This codifies some of the discussions had in the wg-policy Wednesday meetings, specifically during the OSCAL alignment project, and proposes ideas on how to embody those ideas. Many of these fell into the bucket "some operator outside the PolicyReport CR should worry about these"...so now we can worry :)
As part of policy frameworks or requirements like CSA (STAR/CCM) and things like NIST 800-53/171/190, DoD DISA STIG, or risk management frameworks like NIST RMF - policy is not applied in a vacuum. Policy is itself a control or supportive of a control requirement or implementation to manage risks and threats. Policy-as-code even more so.
For a system such as kubernetes, if one just randomly picks a set of configuration items - or better, uses a tool like CIS benchmarks - to write policy rules/checks, and reports the results, you can't determine whether you have met the requirements of the framework, or not. In practice, you can't really say much of anything about the security or compliance posture of your cluster at all other than some variety of rules are passing. To have an effective, auditable, or even understandable cluster policy implementation you need to map policy to a set of controls and vice versa.

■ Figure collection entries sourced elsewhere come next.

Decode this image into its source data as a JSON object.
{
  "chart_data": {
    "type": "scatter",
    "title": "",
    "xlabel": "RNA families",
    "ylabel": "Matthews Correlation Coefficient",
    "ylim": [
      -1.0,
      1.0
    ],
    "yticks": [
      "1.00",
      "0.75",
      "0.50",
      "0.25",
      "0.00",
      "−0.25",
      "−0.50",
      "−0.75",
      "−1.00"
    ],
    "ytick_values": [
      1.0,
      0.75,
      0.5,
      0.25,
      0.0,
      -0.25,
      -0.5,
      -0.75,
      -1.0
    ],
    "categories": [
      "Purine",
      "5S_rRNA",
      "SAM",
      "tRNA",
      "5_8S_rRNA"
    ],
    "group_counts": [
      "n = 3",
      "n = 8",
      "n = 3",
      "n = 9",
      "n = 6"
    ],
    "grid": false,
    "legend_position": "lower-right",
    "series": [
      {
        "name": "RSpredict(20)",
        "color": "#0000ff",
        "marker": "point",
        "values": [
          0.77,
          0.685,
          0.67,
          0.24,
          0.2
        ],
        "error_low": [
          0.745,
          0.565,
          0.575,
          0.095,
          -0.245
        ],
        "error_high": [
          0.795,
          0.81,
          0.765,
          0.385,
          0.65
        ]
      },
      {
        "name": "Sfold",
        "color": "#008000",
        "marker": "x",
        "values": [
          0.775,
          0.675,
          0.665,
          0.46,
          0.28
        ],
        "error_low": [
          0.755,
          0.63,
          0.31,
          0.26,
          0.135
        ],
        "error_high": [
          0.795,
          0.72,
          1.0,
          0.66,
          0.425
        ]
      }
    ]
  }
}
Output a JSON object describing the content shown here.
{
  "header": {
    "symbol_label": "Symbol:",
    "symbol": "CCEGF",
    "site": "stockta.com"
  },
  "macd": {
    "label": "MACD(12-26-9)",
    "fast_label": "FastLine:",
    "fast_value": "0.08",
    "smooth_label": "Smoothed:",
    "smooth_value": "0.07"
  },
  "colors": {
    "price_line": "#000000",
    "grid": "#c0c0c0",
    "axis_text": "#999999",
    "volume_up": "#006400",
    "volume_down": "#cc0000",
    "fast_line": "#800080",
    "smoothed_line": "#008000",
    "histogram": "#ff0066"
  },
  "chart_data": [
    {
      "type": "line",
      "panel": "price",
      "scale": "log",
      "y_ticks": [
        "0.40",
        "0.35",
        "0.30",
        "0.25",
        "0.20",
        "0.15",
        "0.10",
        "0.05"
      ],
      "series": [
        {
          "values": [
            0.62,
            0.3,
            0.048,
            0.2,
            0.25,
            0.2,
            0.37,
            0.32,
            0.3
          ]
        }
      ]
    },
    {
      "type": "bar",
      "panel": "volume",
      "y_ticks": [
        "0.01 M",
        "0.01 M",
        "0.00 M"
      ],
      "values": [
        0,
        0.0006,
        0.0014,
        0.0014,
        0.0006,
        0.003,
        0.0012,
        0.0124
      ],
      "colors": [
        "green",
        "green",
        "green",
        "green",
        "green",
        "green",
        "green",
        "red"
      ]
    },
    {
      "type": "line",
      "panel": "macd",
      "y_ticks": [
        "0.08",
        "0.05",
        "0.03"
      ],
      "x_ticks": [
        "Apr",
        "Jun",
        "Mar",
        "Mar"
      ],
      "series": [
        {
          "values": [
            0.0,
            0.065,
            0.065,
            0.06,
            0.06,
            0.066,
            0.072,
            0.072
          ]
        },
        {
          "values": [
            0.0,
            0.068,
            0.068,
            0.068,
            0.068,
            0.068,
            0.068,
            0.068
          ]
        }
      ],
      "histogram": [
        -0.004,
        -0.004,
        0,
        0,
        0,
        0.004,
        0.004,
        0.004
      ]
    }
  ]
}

What is unique to a declarative system like kubernetes, the desired state is expressed by API calls (ignoring workload container breakouts for now). The components (or assets) are already inventoried by definition in kube-apiserver/etcd. Thus the controls just need to be defined and these can be applied to all objects with labels or annotations.
It seems to me that to more efficiently apply, maintain, and report policy in the context of a dynamic (but API defined and enumerable) system like kubernetes, it would be fairly simple to define a CRD for a control definition and perhaps a catalog resource. This is aligned with OSCAL of course, so it makes this very NIST compatible from day one...and they publish a nice yaml and json catalog we can use as a test harness.
These CRs can be used by policy engines to map (via tags or namespaces or annotations or ... ) policy code rules to object configuration checks both at deploy time (admission control) or at runtime (drift detection).
RHACM and Compliance Operator do have controls defined in OpenControl yaml and these could very easily be adapted.
TBD: Does Argo have something like this already? Cloud Custodian? others?
If there are existing CRDs for this that we can contribute to - that's just fine with me. We don't have to reinvent or fork the wheel.
Anyway, once this catalog and the control objects exist, they can be queried for status/state and whatever other data is needed to quickly assess compliance and security (those are two different, sometimes overlapping, things). Suggested control object data (loosely adapted from NIST 800-53A guidance):
- state/behavior specifications (presumably these are tagged policy rules)
- with parameters - see #50
- differences between desired and actual state/behavior (these would be tagged PolicyReports)
- metadata to facilitate analysis and risk-based decision making
- threshold for "completeness" (ie defect or failure rate) of state/behavior tests/checks
- timeliness/frequency of policy checks
- metadata that adjusts or normalizes priority of each control requirement (and thus the risk and impact scores for a given Policy Report?)
- RACI metadata for human owners of controls and PolicyReports?
- metadata about confidentiality, integrity, and availability impact?
- failure modes?
- TTPs or IOCs eg MITRE ATTACK links?